In the past, we’ve discussed the history of innovation, what it means to be innovative, and some of the challenges facing organizations when it comes to straight up innovation.

But now, it’s time to talk about something more specific… lean innovation.
While understanding the need for innovation at the enterprise level is important, the word innovation alone does not paint the full picture of what needs to occur in order for an organization to harness the power of “entrepreneurial spirit” and effect the permanent, transformational change of your company, so that it survives and thrives in the 21st Century.

Lean Innovation Definition

At Moves The Needle, we define lean innovation as “reducing waste in the discovery, creation, and delivering of new value to customers.”
We base Lean Innovation principles upon the 3 Es of Lean Innovation: Empathy, Experiments and Evidence.
And in practice, we combine three important ideas: design thinking, Lean Startup, and agile methodology.
When facing uncertainty, we need processes that allow us to optimize learning, not just execution.
Methods are needed that focus on the customer experience, allow us to adapt to new information, and help us make decisions based on market-based evidence.
Applying these principles or methodologies throughout an enterprise helps mitigate the risk of producing products or services no one wants, and allows the allocation of capital and resources to ideas that create value.

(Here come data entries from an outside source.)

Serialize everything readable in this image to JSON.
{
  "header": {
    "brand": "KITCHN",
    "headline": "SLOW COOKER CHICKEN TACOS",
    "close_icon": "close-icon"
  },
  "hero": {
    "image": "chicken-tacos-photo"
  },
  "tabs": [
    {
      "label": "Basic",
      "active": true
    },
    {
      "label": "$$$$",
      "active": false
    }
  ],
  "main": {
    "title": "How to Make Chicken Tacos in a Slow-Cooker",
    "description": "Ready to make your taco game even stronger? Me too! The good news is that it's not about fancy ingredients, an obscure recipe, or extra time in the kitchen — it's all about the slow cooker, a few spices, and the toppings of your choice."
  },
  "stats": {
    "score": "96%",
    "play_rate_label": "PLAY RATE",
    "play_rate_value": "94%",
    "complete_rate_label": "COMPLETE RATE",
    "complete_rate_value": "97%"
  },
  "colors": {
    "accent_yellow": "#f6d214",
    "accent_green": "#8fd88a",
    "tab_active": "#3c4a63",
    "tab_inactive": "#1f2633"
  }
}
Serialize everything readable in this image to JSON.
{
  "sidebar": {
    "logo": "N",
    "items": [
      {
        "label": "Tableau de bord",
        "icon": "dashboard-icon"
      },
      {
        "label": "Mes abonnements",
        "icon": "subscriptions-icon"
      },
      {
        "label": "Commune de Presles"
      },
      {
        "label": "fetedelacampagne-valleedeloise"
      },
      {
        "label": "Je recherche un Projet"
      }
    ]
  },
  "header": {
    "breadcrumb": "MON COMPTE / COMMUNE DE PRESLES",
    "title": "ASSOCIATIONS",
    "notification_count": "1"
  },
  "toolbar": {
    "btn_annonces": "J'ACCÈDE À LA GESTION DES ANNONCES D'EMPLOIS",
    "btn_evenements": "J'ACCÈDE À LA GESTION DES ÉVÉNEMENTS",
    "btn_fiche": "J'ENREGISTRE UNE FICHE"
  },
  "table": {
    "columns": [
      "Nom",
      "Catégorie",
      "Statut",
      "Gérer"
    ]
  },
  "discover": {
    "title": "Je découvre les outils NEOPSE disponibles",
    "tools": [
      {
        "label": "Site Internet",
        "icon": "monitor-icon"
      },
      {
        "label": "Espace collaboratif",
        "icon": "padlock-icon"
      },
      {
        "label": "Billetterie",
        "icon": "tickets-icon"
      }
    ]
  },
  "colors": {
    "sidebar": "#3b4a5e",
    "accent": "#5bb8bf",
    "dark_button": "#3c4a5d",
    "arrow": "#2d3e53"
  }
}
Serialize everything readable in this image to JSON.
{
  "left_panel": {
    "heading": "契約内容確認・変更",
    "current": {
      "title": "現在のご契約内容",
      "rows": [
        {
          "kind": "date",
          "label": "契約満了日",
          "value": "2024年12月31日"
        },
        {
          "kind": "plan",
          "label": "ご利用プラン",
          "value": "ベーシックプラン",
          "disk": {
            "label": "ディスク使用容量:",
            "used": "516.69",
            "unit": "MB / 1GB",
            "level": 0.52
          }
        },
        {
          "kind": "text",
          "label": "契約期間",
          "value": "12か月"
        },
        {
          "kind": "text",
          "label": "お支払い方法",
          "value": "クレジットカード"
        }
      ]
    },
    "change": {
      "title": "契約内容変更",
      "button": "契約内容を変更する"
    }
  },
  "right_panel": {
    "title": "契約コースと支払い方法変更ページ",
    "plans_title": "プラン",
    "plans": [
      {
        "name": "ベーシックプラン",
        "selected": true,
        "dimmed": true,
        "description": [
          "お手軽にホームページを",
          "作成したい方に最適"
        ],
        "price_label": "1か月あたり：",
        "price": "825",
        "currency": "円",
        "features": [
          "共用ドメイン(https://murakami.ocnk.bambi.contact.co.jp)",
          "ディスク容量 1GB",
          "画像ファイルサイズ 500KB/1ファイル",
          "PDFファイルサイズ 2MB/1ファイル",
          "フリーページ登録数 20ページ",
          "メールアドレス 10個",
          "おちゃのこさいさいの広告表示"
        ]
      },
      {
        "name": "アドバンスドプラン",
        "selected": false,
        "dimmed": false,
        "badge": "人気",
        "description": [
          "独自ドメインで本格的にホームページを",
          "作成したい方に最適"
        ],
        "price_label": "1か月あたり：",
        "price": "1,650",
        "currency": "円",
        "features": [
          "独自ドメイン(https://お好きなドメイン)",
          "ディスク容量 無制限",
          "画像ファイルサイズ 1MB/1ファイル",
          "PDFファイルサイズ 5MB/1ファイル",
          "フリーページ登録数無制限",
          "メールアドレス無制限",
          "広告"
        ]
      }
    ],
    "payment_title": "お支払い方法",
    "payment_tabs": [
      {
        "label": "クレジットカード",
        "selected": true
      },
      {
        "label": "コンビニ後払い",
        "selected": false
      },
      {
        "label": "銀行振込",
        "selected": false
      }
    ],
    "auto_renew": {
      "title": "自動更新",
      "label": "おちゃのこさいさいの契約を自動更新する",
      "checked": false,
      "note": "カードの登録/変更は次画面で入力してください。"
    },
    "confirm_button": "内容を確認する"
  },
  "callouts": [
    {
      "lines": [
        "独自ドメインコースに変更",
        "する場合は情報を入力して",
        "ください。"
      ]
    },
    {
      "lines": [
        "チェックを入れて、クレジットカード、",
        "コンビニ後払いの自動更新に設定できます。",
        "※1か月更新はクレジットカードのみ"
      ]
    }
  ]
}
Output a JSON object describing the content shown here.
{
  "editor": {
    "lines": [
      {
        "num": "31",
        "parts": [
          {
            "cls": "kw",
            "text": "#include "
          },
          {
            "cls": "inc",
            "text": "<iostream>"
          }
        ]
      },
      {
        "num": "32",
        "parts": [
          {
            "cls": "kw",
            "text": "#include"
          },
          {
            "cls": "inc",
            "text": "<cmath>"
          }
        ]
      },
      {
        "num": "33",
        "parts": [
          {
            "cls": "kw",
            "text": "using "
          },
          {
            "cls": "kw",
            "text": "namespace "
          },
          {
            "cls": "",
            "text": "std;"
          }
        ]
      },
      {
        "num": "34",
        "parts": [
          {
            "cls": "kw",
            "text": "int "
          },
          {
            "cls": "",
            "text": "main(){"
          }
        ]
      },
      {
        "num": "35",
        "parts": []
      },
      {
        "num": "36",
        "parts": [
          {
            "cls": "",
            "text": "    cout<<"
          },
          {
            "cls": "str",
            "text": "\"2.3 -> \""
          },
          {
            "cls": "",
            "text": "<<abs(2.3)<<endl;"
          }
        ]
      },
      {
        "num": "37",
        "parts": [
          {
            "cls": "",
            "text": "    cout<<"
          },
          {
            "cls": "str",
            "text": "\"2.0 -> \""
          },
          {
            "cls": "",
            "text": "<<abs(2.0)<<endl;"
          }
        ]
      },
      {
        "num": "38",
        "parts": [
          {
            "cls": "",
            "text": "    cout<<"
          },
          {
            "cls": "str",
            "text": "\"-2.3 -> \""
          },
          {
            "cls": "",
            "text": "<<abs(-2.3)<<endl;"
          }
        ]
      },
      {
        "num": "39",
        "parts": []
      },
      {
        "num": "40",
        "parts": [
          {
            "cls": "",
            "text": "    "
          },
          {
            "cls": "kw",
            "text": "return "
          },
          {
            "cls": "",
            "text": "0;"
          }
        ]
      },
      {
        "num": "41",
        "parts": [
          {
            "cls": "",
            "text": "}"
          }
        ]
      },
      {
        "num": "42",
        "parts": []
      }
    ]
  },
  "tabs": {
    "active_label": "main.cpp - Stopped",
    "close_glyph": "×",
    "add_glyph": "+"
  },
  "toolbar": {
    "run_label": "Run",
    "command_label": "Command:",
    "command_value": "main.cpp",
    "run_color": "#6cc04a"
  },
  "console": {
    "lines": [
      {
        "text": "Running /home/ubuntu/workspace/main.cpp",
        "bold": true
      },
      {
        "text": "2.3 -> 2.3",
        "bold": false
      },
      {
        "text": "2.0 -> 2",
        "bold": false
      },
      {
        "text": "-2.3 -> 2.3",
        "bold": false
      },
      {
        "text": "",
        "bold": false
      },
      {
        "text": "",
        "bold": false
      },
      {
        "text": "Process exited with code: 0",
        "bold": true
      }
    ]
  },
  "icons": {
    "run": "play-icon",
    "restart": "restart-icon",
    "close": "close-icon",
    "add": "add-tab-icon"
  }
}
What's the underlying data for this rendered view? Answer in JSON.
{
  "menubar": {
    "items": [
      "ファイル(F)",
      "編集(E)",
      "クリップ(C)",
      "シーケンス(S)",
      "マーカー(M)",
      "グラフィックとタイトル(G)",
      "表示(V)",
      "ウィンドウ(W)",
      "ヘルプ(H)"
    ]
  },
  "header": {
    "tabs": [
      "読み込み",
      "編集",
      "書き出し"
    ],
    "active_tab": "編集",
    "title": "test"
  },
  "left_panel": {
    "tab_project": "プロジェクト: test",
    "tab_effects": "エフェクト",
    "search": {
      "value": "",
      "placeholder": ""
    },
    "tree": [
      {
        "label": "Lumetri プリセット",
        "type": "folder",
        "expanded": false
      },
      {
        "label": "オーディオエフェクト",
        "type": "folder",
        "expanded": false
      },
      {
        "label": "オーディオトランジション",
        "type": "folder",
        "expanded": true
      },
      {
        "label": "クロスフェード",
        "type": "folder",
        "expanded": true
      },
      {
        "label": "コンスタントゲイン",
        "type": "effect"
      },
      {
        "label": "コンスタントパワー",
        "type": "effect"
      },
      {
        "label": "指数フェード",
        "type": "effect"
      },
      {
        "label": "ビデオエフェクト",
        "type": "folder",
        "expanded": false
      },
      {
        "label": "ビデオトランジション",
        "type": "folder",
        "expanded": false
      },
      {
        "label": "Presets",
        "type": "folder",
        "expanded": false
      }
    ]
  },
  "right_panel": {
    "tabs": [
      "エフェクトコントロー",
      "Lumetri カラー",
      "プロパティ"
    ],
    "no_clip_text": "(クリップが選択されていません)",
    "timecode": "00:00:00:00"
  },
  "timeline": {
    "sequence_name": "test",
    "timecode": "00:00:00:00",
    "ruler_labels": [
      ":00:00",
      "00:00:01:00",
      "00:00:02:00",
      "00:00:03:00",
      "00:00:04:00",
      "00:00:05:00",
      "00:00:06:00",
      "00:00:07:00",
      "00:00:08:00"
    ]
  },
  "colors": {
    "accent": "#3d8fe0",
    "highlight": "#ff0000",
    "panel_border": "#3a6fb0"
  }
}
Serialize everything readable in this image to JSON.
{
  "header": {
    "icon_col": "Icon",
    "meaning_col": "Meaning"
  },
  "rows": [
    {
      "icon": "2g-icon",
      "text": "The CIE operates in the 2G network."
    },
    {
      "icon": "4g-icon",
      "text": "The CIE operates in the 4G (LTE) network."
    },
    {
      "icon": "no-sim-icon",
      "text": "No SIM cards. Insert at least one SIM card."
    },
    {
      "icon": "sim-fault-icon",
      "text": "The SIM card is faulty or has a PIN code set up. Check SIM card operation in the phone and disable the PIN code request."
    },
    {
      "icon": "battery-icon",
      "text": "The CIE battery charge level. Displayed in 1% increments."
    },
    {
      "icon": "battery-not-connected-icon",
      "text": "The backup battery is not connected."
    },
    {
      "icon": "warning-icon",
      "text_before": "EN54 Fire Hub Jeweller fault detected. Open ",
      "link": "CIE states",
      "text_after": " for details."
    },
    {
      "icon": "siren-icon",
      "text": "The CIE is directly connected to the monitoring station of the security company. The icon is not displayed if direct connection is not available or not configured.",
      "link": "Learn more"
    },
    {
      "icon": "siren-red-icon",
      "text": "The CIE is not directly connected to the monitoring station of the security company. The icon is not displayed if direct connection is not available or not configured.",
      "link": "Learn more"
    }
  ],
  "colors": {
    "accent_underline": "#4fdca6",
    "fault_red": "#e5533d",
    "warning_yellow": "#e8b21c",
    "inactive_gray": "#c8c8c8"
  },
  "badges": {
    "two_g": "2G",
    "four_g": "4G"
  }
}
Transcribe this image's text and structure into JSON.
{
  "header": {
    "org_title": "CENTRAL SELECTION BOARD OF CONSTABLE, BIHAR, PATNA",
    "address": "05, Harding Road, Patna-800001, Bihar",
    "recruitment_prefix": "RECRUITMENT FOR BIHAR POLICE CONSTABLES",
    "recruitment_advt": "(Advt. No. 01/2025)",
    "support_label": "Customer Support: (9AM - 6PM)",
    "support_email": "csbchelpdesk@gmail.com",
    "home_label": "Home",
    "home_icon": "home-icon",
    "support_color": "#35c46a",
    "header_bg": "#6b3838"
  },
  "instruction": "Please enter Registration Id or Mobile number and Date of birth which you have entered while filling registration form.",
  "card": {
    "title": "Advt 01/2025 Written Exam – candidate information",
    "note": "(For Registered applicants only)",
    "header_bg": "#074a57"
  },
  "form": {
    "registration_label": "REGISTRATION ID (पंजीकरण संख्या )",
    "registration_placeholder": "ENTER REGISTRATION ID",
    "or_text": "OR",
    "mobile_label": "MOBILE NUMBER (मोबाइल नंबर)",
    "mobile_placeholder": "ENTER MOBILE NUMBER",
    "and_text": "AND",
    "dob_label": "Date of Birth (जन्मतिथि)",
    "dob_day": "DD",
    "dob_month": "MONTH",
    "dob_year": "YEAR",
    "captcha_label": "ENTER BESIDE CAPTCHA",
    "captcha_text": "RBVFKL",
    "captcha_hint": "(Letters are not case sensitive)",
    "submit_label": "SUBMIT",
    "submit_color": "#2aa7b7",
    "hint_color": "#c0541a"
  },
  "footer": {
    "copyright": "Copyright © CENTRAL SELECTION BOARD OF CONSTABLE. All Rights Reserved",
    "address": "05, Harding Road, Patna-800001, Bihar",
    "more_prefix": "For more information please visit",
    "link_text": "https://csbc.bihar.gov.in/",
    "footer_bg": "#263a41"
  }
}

Design thinking is a way of problem solving that evolved out of applying the scientific method to the process of design.
In this way, lean innovation and design thinking go hand in hand.
When designing something, (ie: a technology, a product, a marketing material…) it is paramount to keep the needs of the end user in mind.
In the context of lean innovation, design thinking holds the empathy portion – the customer-centric focus and the first “E” in the 3 Es of Lean Innovation – which allows organizations to truly pull back the curtain on their customers and understand their desires and needs.
Centered around customer empathy and prototyping, design thinking is a compelling framework for ideation and the discovery of new value.
Instead of believing that we know what our customers need, as we attempt to serve them — why not seek to learn what they need through a variety of techniques that build customer empathy?
Design thinking is a step above “customer development” because it takes a real human approach to getting to the root of an intrinsic problem.
It’s not about sending out a yearly survey and then creating a bunch of features based on customer responses, but rather, the creation of multi-disciplinary, human-focused hypotheses that involve deep research and empathy work in order to find the best solutions.
But design thinking alone is not enough.
Classic design thinking is problem-focused and ends where ideation and prototyping solutions come into play.
Many large organizations tend to stop after prototyping solutions that indicate desirability, and subsequently revert to traditional development methodologies.
This is problematic because they might never actually solve the problem, nor is there any indication that the product would be successful in the marketplace. The “solution” is one aspect of often very complicated business models.
Where design thinking ends, Lean Startup begins.